How to score for the sport:
To win in badminton, players need to employ a wide variety of strokes in the right situations. These range from powerful jumping smashes to delicate tumbling net returns. Often rallies finish with a smash, but setting up the smash requires subtler strokes. For example, a netshot can force the opponent to lift the shuttlecock, which gives an opportunity to smash. If the netshot is tight and tumbling, then the opponent's lift will not reach the back of the court, which makes the subsequent smash much harder to return.

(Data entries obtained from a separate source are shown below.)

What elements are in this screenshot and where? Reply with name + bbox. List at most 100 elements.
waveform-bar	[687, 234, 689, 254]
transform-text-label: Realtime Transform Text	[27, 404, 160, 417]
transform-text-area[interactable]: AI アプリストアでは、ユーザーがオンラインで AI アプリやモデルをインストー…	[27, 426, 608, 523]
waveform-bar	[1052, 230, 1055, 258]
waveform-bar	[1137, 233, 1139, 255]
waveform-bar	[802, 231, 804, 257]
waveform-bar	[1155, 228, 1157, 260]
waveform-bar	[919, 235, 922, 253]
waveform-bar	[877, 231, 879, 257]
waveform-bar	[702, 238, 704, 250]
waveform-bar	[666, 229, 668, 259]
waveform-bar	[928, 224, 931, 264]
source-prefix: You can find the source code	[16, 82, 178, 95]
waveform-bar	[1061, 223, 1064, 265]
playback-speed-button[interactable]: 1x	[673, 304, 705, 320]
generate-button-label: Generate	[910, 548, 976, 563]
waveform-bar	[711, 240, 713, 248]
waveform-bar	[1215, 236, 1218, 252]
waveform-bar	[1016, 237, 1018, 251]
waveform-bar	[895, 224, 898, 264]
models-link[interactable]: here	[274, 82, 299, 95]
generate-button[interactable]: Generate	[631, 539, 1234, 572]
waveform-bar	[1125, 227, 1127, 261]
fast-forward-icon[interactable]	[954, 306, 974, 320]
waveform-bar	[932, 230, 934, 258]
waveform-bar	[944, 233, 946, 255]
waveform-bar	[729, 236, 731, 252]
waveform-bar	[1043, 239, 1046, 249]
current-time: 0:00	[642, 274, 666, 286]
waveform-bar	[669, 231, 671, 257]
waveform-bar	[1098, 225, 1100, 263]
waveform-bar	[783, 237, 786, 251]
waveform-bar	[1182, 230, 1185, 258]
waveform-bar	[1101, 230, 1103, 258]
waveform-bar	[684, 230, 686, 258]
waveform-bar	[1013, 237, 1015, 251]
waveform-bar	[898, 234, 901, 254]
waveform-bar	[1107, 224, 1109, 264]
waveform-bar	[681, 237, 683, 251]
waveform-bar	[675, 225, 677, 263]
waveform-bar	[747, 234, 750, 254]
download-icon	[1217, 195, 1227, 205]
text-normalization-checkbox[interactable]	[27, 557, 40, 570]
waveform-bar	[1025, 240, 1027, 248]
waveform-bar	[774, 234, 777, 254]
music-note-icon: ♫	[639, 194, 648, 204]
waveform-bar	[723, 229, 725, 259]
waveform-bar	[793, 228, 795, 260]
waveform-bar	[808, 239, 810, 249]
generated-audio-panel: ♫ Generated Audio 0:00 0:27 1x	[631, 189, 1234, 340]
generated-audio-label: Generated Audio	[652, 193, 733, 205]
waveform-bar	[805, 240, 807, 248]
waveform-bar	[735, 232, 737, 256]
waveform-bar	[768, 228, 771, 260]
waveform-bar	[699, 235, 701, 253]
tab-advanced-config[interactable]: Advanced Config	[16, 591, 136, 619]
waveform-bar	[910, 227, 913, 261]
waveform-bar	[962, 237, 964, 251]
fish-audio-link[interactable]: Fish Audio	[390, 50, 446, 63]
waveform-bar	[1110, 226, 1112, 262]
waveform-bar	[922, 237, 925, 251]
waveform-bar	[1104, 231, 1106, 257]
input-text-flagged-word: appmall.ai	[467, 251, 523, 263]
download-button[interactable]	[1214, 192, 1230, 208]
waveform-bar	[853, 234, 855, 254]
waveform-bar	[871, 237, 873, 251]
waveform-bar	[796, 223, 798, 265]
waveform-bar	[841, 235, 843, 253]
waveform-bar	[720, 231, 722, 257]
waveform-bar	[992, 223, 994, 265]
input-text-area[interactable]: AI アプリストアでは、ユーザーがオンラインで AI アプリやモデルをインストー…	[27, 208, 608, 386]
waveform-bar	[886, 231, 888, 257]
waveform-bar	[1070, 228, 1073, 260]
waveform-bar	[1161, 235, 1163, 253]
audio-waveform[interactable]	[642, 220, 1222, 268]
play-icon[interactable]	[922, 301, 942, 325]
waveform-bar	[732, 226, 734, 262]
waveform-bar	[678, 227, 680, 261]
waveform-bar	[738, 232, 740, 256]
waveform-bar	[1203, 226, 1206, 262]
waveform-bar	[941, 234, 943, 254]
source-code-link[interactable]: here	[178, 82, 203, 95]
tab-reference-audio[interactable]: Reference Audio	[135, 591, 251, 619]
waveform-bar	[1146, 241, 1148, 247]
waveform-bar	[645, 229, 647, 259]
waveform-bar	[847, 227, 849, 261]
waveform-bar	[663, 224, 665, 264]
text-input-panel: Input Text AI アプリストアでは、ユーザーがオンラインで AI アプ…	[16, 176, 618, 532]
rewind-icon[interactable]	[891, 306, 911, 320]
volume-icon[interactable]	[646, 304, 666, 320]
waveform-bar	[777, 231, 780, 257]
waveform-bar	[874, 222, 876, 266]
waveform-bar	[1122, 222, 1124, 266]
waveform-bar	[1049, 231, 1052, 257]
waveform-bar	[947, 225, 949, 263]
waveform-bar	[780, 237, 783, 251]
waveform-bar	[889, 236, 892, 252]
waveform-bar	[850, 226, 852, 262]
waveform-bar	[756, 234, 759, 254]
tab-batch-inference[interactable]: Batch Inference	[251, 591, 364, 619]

Deception is also important. Expert players make the preparation for many different strokes look identical, and use slicing to deceive their opponents about the speed or direction of the stroke. If an opponent tries to anticipate the stroke, he may move in the wrong direction and may be unable to change his body momentum in time to reach the shuttlecock.
The skills needed:
Badminton offers a wide variety of basic strokes, and players require a high level of skill to perform all of them effectively. All strokes can be played either forehand or backhand (except for the high serve, which is only ever played as a forehand). A player's forehand side is the same side as his playing hand: for a right-handed player, the forehand side is his right side and the backhand side is his left side. Forehand strokes are hit with the front of the hand leading (like hitting with the palm), whereas backhand strokes are hit with the back of the hand leading (like hitting with the knuckles). Players frequently play certain strokes on the forehand side with a backhand hitting action, and vice-versa.

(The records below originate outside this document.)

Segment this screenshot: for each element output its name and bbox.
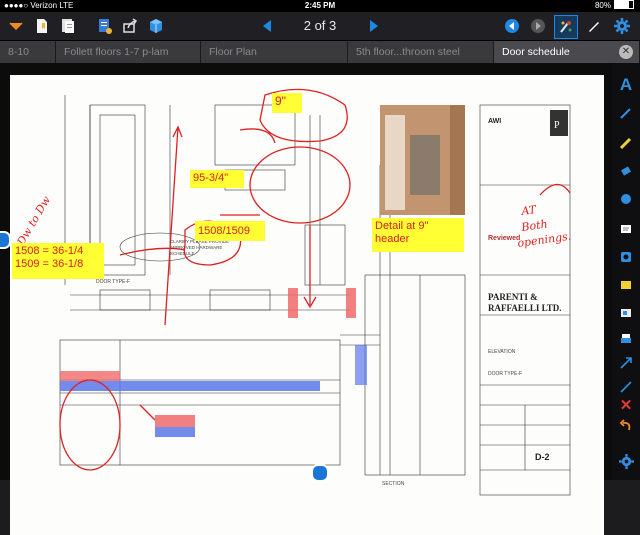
pen-icon[interactable] [584,16,604,36]
battery-percent: 80% [594,1,611,10]
sticky-note-icon[interactable] [616,275,636,295]
note-detail-header[interactable]: Detail at 9" header [372,218,464,252]
svg-text:Dw to Dw: Dw to Dw [14,193,53,248]
bottom-panel-handle[interactable] [311,464,329,482]
camera-icon[interactable] [616,247,636,267]
settings-icon[interactable] [612,16,632,36]
svg-text:DOOR TYPE-F: DOOR TYPE-F [488,371,522,377]
tab-door-schedule[interactable]: Door schedule ✕ [494,41,640,63]
svg-text:RAFFAELLI LTD.: RAFFAELLI LTD. [488,303,562,313]
markup-toolbar: A ✕ [612,63,640,480]
svg-text:D-2: D-2 [535,452,550,462]
svg-text:P: P [554,120,560,131]
highlighter-icon[interactable] [616,133,636,153]
svg-text:PARENTI &: PARENTI & [488,292,538,302]
stamp-icon[interactable] [616,189,636,209]
tab-5th-floor[interactable]: 5th floor...throom steel [348,41,494,63]
line-tool-icon[interactable] [616,377,636,397]
print-icon[interactable] [616,329,636,349]
note-door-pair[interactable]: 1508/1509 [195,221,265,241]
note-top-dimension[interactable]: 9" [272,93,302,113]
page-indicator: 2 of 3 [303,18,337,33]
svg-text:Reviewed: Reviewed [488,235,520,242]
note-dims-1509: 1509 = 36-1/8 [15,258,84,270]
clock: 2:45 PM [304,1,336,10]
documents-icon[interactable] [58,16,78,36]
markup-tools-icon[interactable] [554,15,578,39]
architectural-drawing: AWI P Reviewed PARENTI & RAFFAELLI LTD. … [14,88,572,496]
tab-door-schedule-label: Door schedule [502,46,570,58]
arrow-tool-icon[interactable] [616,353,636,373]
next-page-icon[interactable] [364,16,384,36]
status-bar: ●●●●○ Verizon LTE 2:45 PM 80% [0,0,640,12]
battery-icon [614,0,634,10]
tool-settings-icon[interactable] [616,451,636,471]
drawing-page[interactable]: AWI P Reviewed PARENTI & RAFFAELLI LTD. … [10,75,604,535]
note-door-dimensions[interactable]: 1508 = 36-1/4 1509 = 36-1/8 [12,243,104,279]
delete-icon[interactable]: ✕ [616,395,636,415]
undo-icon[interactable] [616,415,636,435]
bookmark-icon[interactable] [32,16,52,36]
svg-text:SCHEDULE: SCHEDULE [170,251,195,256]
text-tool-icon[interactable]: A [616,75,636,95]
add-document-icon[interactable] [94,16,114,36]
document-tabs: 8-10 Follett floors 1-7 p-lam Floor Plan… [0,41,640,63]
tab-floor-plan[interactable]: Floor Plan [201,41,348,63]
svg-text:AT: AT [520,203,539,218]
image-icon[interactable] [616,303,636,323]
note-icon[interactable] [616,219,636,239]
close-icon[interactable]: ✕ [619,45,633,59]
note-width-dimension[interactable]: 95-3/4" [190,170,244,188]
pen-tool-icon[interactable] [616,103,636,123]
eraser-icon[interactable] [616,161,636,181]
svg-text:APPROVED HARDWARE: APPROVED HARDWARE [170,245,222,250]
cube-icon[interactable] [146,16,166,36]
back-arrow-icon[interactable] [6,16,26,36]
tab-8-10[interactable]: 8-10 [0,41,56,63]
document-viewer[interactable]: AWI P Reviewed PARENTI & RAFFAELLI LTD. … [0,63,612,535]
svg-text:SECTION: SECTION [382,481,405,487]
awi-label: AWI [488,118,501,125]
prev-page-icon[interactable] [257,16,277,36]
tab-follett-floors[interactable]: Follett floors 1-7 p-lam [56,41,201,63]
main-toolbar: 2 of 3 [0,12,640,41]
svg-text:DOOR TYPE-F: DOOR TYPE-F [96,279,130,285]
note-dims-1508: 1508 = 36-1/4 [15,245,84,257]
svg-text:ELEVATION: ELEVATION [488,349,516,355]
share-icon[interactable] [120,16,140,36]
battery-status: 80% [595,0,634,12]
redo-nav-icon[interactable] [528,16,548,36]
svg-text:Both: Both [520,217,549,234]
left-panel-handle[interactable] [0,231,11,249]
undo-nav-icon[interactable] [502,16,522,36]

History of the sport - how it was started:
Badminton was known in ancient times; an early form of sport played in ancient Greece and Egypt. Badminton came from a game called battledore and shuttlecock, in which two players hit a feathered shuttlecock back and forth with tiny rackets. The game was called "Poona" in India during the 18th Century, and British Army Officers stationed there took the Indian version back to England in the 1860's. The new sport was definitively launched in 1873 at the Badminton House, Gloucestershire owned by the Duke of Beaufort. During that time, the game was referred to as "The Game of Badminton," and, the game's official name became Badminton.
Until 1887 the sport was played in England under the rules that prevailed in India. The Bath Badminton Club standardized the rules and made the game applicable to English ideas. The basic regulations were drawn up in 1887. However, in 1893, the Badminton Association of England published the first set of rules according to these regulations, similar to that of today, and officially launched badminton in a house called "Dunbar" at 6 Waverley Grove, Portsmouth, England on September 13 of that year.They also started the All England Open Badminton Championships, the first badminton competition in the world, in 1899.